At least four tornadoes hit different counties in northeast Kansas Monday night, causing the most damage in the town of Marysville but no fatalities or serious injuries, according to preliminary reports from emergency management officials.
The most significant damage was reported in and around Marysville, where a tornado touched down about 9:50 p.m., said Bill Schwindamann, Marshall County emergency management director. A John Deere dealership and a lumber yard and truss company just west of Marysville were completely destroyed and 20 to 25 homes were damaged, including some that were flattened, he said.
Some livestock were missing and power lines were down Tuesday morning around Marysville, which is about 150 miles northwest of Kansas City near the Nebraska border.
The National Weather Service warned the county about the upcoming storm and emergency management workers were scrambling to warn residents when it hit, Schwindamann said.
“They gave us a heads up and we started setting sirens off and getting spotters out and stuff, but it was pretty much on us by then,” he said.
Tornadoes also touched down in Smith and Clay counties Monday night, said Sharon Watson, spokeswoman for the Kansas Division of Emergency Management.
Professional storm chasers in a specially rigged “tornado intercept vehicle” dubbed TIV2 captured video from inside a strong wedge tornado around 7:15 p.m. Monday northeast of the town of Smith Center.

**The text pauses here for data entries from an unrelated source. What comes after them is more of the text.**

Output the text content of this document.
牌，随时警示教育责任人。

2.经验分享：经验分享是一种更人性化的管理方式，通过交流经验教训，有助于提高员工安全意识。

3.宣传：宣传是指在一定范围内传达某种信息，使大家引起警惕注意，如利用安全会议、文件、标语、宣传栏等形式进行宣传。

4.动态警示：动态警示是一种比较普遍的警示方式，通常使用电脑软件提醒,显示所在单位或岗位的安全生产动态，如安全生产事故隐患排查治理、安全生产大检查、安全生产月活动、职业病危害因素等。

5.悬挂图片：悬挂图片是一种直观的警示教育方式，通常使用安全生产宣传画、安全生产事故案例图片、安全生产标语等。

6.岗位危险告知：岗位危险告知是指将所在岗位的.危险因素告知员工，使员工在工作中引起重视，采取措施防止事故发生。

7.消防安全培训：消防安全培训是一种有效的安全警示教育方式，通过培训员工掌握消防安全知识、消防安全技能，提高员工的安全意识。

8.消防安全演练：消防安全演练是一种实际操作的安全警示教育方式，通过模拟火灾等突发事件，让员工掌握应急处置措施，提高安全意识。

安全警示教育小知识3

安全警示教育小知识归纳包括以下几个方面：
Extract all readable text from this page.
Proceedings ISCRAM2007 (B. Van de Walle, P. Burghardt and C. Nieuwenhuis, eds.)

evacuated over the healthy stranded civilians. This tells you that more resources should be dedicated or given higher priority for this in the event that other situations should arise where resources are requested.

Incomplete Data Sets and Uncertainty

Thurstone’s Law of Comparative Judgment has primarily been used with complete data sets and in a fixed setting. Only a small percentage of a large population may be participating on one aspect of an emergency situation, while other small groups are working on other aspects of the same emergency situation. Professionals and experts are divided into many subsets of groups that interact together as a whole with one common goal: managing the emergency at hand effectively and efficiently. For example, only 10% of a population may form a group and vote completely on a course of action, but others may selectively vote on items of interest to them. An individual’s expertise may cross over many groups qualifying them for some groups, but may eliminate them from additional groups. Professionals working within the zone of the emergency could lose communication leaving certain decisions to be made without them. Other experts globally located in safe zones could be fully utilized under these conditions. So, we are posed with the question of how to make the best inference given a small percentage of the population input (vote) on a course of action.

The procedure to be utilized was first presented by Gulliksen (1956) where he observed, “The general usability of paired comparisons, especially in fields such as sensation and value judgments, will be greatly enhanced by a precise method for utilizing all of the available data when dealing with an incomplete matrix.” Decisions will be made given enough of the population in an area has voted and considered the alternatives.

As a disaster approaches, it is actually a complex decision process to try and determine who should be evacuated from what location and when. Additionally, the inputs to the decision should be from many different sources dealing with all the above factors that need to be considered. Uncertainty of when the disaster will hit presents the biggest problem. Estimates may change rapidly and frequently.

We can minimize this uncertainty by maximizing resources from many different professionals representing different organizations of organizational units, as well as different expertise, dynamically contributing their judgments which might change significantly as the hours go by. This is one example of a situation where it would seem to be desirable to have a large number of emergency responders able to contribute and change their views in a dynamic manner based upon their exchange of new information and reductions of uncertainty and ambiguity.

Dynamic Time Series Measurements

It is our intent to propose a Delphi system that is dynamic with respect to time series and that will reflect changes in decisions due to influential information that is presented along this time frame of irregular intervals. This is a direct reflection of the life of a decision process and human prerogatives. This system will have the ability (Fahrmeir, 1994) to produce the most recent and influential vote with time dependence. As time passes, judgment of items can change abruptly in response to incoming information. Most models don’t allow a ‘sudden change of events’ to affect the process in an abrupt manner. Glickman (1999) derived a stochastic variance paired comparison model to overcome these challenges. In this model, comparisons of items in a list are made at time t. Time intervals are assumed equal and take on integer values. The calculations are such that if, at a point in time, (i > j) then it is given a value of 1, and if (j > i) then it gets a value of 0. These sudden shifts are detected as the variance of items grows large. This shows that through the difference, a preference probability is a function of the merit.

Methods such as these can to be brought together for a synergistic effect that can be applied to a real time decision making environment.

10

Brandon Ivey and Sean Casey, who appear in the Discovery Channel series Storm Chasers, captured the footage in eastern Smith County before the tornado ripped instruments from the top of the vehicle. The two said one of TIV2’s doors and the top hatch were blown open by the storm but the vehicle stayed on the ground.
Preliminary reports indicated two homes were destroyed northwest of Smith Center but no injuries were reported. The Clay County tornado touched down briefly just west of Edgar but did no substantial damage.
Another tornado in Jewell County caused significant damage to one home near Esbon but no injuries, said meteorologist Ryan Pfannkuch in the National Weather Service office in Hastings, Neb.